Avec la sortie imminente de Disclosure Day, il convient de revoir deux films qui en anticipent l'essence. The Age of Disclosure (2025) expose la dissimulation gouvernementale de la vie extraterrestre sous un angle documentaire, sans action. D'autre part, Species (1995) aborde le même thème sous l'angle de l'horreur biologique. Tous deux offrent des pistes scénaristiques et tonales pour apprécier le nouveau film de Spielberg.
L'évolution technique du récit extraterrestre au cinéma 🎬
The Age of Disclosure utilise des témoignages réels et des documents classifiés pour construire son récit, s'appuyant sur un montage sec et sans effets numériques. Dans Species, le développement technique s'est concentré sur les effets pratiques des créatures créées par Stan Winston, qui ont doté l'hybride alien d'une physicalité troublante. Les deux films, depuis des pôles opposés, démontrent que le facteur humain ou le maquillage peuvent être plus efficaces que la pyrotechnie numérique pour générer de la crédibilité.

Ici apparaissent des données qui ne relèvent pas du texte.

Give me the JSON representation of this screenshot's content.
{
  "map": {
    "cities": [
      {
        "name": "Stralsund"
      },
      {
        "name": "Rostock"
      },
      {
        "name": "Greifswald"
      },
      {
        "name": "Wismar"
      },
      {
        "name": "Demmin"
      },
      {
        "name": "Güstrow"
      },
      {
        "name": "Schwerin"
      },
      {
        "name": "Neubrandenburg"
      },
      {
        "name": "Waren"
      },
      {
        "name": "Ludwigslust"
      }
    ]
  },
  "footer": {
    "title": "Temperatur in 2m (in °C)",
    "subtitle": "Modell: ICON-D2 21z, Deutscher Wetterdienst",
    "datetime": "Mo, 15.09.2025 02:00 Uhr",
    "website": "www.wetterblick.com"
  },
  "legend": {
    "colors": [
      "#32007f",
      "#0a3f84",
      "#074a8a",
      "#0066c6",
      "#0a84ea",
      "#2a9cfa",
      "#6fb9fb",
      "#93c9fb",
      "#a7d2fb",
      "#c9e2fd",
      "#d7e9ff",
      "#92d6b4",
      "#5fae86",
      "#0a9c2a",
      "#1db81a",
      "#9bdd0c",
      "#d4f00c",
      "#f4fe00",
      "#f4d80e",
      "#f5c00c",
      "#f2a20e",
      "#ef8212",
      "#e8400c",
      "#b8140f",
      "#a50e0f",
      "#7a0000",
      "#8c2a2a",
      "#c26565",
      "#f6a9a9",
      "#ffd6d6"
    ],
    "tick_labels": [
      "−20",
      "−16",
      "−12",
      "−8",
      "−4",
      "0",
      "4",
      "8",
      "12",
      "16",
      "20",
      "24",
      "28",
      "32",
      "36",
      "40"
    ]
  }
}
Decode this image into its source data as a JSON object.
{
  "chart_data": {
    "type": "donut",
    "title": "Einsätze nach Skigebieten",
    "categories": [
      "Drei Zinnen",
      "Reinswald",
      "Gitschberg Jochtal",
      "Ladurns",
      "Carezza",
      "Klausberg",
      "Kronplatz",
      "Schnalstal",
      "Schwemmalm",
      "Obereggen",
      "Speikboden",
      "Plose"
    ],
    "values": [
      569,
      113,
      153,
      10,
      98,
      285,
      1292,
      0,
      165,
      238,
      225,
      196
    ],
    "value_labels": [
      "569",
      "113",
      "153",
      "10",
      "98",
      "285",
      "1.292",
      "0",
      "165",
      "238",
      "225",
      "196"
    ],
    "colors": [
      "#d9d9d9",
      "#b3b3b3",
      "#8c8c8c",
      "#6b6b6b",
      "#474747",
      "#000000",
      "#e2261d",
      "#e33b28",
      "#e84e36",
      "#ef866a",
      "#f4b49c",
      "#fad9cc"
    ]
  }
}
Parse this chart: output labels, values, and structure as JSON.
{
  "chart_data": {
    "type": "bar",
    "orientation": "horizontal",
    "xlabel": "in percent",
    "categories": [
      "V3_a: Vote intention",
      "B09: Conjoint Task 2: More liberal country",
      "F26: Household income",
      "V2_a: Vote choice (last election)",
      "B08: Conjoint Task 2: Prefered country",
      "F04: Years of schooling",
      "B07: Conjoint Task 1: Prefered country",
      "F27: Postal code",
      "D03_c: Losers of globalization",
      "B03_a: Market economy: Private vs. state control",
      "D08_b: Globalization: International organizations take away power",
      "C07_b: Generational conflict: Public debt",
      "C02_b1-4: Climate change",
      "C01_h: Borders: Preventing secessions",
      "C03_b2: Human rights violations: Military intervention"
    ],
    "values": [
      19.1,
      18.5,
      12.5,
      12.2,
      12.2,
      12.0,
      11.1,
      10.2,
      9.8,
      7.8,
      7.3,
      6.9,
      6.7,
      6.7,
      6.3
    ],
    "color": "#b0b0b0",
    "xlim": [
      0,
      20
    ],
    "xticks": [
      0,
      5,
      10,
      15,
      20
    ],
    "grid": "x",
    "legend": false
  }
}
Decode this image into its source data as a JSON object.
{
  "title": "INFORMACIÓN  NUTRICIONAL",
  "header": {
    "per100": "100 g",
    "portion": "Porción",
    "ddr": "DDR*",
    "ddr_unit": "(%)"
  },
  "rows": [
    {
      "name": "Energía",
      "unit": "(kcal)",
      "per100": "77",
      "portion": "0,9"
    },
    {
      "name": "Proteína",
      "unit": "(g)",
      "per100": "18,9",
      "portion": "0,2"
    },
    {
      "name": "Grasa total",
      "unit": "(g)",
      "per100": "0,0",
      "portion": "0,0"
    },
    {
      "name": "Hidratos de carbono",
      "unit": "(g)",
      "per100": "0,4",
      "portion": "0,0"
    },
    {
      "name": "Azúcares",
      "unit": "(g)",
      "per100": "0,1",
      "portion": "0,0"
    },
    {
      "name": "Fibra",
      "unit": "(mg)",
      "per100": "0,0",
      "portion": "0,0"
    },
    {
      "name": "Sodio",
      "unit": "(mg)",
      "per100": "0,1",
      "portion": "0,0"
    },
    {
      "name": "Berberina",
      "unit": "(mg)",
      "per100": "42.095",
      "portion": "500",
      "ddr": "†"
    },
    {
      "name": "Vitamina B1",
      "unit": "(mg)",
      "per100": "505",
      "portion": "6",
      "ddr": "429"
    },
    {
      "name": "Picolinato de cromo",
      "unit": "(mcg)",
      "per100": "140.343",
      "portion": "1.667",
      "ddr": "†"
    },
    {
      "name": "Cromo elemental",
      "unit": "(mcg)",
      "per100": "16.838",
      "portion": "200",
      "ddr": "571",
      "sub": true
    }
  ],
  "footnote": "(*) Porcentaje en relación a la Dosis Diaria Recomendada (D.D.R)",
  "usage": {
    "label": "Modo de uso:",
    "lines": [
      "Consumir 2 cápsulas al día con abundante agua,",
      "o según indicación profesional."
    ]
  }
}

Spoiler : les aliens ne veulent toujours pas nous parler 👽
Si tu t'attends à ce que dans Disclosure Day les extraterrestres descendent de l'ovni pour commander un café, il vaut mieux revoir tes attentes. The Age of Disclosure te laisse avec le doute existentiel habituel, et Species te rappelle que, si tu crées un hybride alien dans ton laboratoire, il y a de fortes chances qu'il finisse par démolir le mobilier. Au final, l'humanité ne sait toujours pas s'il faut appeler l'armée ou un plombier.